HALF MOON BAY, CA – It took Chrysler Group LLC product planners a New York minute to set priorities for the all-new ’11 Jeep Grand Cherokee.

The auto maker polled dealers from three regions – New York, the Southeast and the Great Lakes states – about their aspirations for Jeep’s flagship. And while the answers from each were the same, they came louder from the Empire State, which accounts for about 35% of the brand’s volume, says Bob Hegbloom, head of truck and SUV product planning.

“The New York guys just tell you their ‘feelings,’” he says, with a note of sarcasm.

What did they want from a redesigned Grand Cherokee?

“They’re looking at the value story,” Hegbloom says here during a media preview of the SUV.

So Chrysler responded with an aggressive price-reduction strategy that lowers the base sticker by up to $765, depending on trim level, when compared with the ’10 Grand Cherokee.
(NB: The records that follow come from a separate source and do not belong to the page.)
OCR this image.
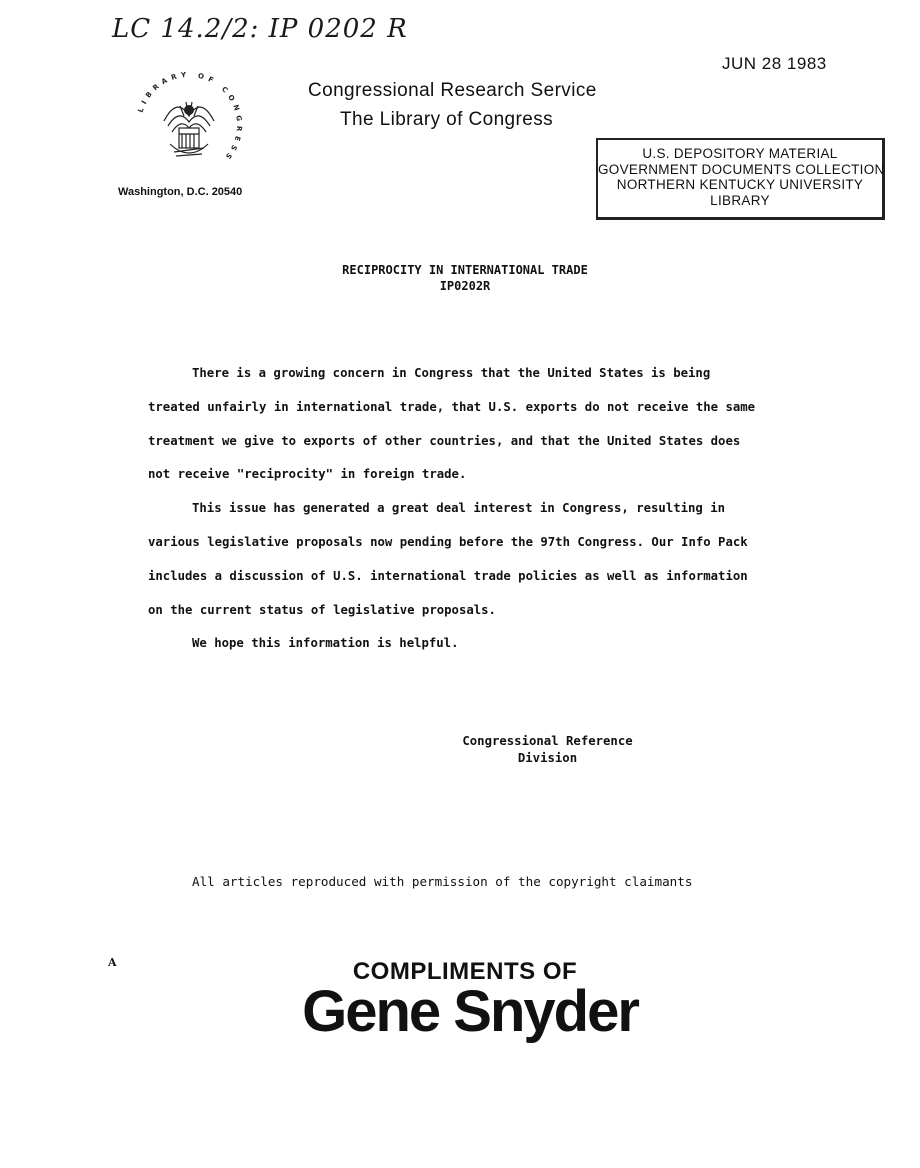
LC 14.2/2: IP 0202 R
JUN 28 1983
LIBRARY OF CONGRESS
Congressional Research Service
The Library of Congress
Washington, D.C. 20540
U.S. DEPOSITORY MATERIAL
GOVERNMENT DOCUMENTS COLLECTION
NORTHERN KENTUCKY UNIVERSITY
LIBRARY
RECIPROCITY IN INTERNATIONAL TRADE
IP0202R

There is a growing concern in Congress that the United States is being treated unfairly in international trade, that U.S. exports do not receive the same treatment we give to exports of other countries, and that the United States does not receive "reciprocity" in foreign trade.

This issue has generated a great deal interest in Congress, resulting in various legislative proposals now pending before the 97th Congress. Our Info Pack includes a discussion of U.S. international trade policies as well as information on the current status of legislative proposals.

We hope this information is helpful.

Congressional Reference
Division
All articles reproduced with permission of the copyright claimants
A	COMPLIMENTS OF
Gene Snyder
And factoring in additional content delivers net gains valued at $2,000 on the volume Laredo line.

Savings on big-ticket items such as a new chassis and engine allow Chrysler to add content without any cost penalty, says Jeep-brand marketing chief Jim Morrison, who lists active head restraints, keyless entry and push-button start among features that are new to the ’11 model.

Had Chrysler not shared engineering resources with former DaimlerChrysler AG partner Mercedes-Benz, the cost of developing the Grand Cherokee’s chassis “should have been over the moon,” Morrison told Ward’s last month during a Job One ceremony at the auto maker’s Jefferson Avenue North assembly plant in Detroit.

The Grand Cherokee’s new bones are expected to shoulder the next-generation Mercedes M-Class cross/utility vehicle, set to debut in the ’12 model-year.

Morrison then cited to the all-new 290-hp 3.6L Pentastar engine. “We get efficiencies because this will be our only V-6,” he said.

The Pentastar, which makes its debut in the ’11 Grand Cherokee, eventually will replace seven 6-cyl. engines currently in Chrysler’s powertrain portfolio.

Value is critical to the new SUV’s competitiveness because “the segment has changed,” Hegbloom says.

Since the Grand Cherokee’s last overhaul in ’05, Middle SUVs have shrunk to eight nameplates from 13, when contrasted with Ward’s segmentation for the ’10 model year.

Meanwhile, Middle Cross/Utility Vehicles for ’10 feature 24 nameplates, compared with 17 in ’05.

Underscoring this trend is a greater demand for on-road refinement, which Jeep has addressed not only with the Grand Cherokee’s new engine and chassis, but its Quadra-Lift air suspension supplied by Continental AG.

But Chrysler could not walk away from the off-road capability consumers expect from the brand.

“It is inherent in who we are,” Hegbloom adds, noting the Grand Cherokee’s all-new Selec-Terrain traction-control system that affords greater performance in demanding conditions.

Similar to Land Rover’s Terrain Response system, Selec-Terrain adapts the Grand Cherokee’s wheel-slip for surfaces such as snow, rocks, sand and mud.

The upshot is the new Jeep competes with a wide range of vehicles. Toyota Motor Corp. accounts for three separate challengers, Hegbloom says.

Chrysler matches the entry-level Laredo, which starts at $31,490, with the 5-passenger Toyota Highlander, while the off-road Laredo X is aimed at the Toyota 4Runner. At the top end, the Overland and Limited trims target the Lexus RX 350.

For North America, the Grand Cherokee’s full competitive set takes in the Honda Pilot, Chevrolet Equinox and GMC Acadia.

According to Ward’s data, Grand Cherokee sales outdistanced only the 4Runner through May, compared with like-2009. And looming in the not-too-distant future is a redesigned-for’11 Ford Explorer.

Historically, the Jeep has never recorded an annual sales total that exceeded the Ford, though it came within 2,000 units in 2009. The Explorer’s best year was 2000, when it notched 445,157 deliveries.

The Grand Cherokee’s best performance came in 1999, when its sales tallied 300,031.

Meanwhile, in Europe, the new Jeep butts heads with the M-Class, Audi Q5, BMW X5 and Land Rover Discovery 4. The Grand Cherokee leverages its iconic heritage to achieve “premium” status, says Mike Manley, Jeep-brand president and CEO and lead executive for Chrysler’s international organization.

But for off-road prowess, the Grand Cherokee faces just one competitor. “Capability-wise, it’s only Land Rover,” Manley says, adding European dealers are “very excited” about the new SUV, which arrives there later this year and adds a diesel engine from VM Motori in 2011.

Says Hegbloom, again with a hint of sarcasm: “To try to align a product plan that can compete against multiple products is a fun task.”